The Angel of Santo Tomas: Fe Del Mundo

Today I give a nod to my own heritage by highlighting one of the most badass Filipina ladies in recent history: Dr. Fe del Mundo.

Fe was born in Manila (the capital city of the Philippines) in 1911, and when she was growing up very few people in the country had access to quality pediatric care for their children. As a result, three of Fe’s eight siblings died in infancy, and when her older sister became sick with appendicitis at age 11, there was nothing her family could do to save her. After these tragic experiences, Fe decided that she would dedicate her life to filling this need for access to quality medical care for children in the Philippines.

When she graduated at the top of her class at the University of the Philippines in 1933, the President of the Philippines offered Fe a scholarship to any institution in the world to pursue her medical degree. She applied and was accepted to Harvard Medical School, an institution which would not officially be accepting women for another 10 years. The admissions office had seen Fe’s name ¬†on the application and assumed she was a man, and not until she arrived in Boston in 1936 to begin her education did they realize their mistake. However, at this point the head of pediatrics was so impressed with her qualifications that he advocated for her to stay, and Fe became the first woman to ever attend Harvard Medical School.

After her education at Harvard, Fe would go on to study at the University of Chicago and MIT, and she would earn her Master’s degree in bacteriology at the Boston School of Medicine before finally returning to the Philippines in 1941, shortly before the Japanese invasion of the Philippines during World War II.

During the War, the Japanese placed thousands of Filipinos, including children, into internment camps much like the prison camps that plagued Europe at the time. Fe began working with the International Red Cross, and set up a hospice at the University of Santo Tomas where many sick children were being detained. She would go on to treat everyone she could (over 400 children), and for her efforts she became known as the “Angel of Santo Tomas.” After the Japanese forced her to close her hospice in 1943, she briefly worked as the director of a government medical center in Manila before leaving to establish her own private hospital.

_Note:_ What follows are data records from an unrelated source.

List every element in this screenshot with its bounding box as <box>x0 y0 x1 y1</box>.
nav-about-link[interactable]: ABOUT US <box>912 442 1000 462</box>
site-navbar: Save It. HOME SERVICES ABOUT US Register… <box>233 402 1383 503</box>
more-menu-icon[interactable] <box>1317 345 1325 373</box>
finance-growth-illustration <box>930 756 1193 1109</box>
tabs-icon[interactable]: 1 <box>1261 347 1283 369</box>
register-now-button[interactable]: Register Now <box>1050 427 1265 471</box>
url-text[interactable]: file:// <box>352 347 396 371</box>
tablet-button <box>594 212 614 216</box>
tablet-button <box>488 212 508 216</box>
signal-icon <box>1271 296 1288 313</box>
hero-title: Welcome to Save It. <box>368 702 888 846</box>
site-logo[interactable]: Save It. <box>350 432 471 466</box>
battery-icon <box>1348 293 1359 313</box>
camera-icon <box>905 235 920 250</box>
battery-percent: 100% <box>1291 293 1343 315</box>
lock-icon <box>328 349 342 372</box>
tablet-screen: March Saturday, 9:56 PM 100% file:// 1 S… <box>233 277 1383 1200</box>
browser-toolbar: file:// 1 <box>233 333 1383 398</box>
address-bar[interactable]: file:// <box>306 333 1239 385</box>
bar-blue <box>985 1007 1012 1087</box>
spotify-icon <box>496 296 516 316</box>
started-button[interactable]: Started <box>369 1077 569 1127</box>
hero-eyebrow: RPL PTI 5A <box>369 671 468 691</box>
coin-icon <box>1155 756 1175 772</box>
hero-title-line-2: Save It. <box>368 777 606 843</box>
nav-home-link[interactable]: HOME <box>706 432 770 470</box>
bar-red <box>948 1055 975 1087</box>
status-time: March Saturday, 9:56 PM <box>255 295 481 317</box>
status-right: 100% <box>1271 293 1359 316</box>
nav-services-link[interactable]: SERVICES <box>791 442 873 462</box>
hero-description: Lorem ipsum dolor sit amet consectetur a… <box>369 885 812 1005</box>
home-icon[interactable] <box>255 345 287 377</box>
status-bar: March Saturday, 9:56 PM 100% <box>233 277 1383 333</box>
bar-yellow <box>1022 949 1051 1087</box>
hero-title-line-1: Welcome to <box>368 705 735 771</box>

Fe sold her own home and possessions to finance her new hospital, and in 1957 The Children’s Medical Center in Quezon City, the first pediatric hospital to ever be established in the Philippines, opened its doors. After selling her home, Fe would live on the second floor of the hospital and would work around the clock to do the greatest amount of good she could. In fact, Dr. del Mundo would continue to make rounds in her wheelchair in her later years for the remainder of her life until 2011, when she passed away a few months shy of her 100th birthday.

Fe del Mundo not only revolutionized pediatric medicine in the Philippines, but she also continued to do research and publish her findings in medical journals and textbooks, making discoveries that would revolutionize pediatrics across the globe.

I am proud to be able to stand on the shoulders of such amazing Filipina women who came before me. Thank you, Angel of Santo Tomas, for your tireless efforts to help those who needed it most.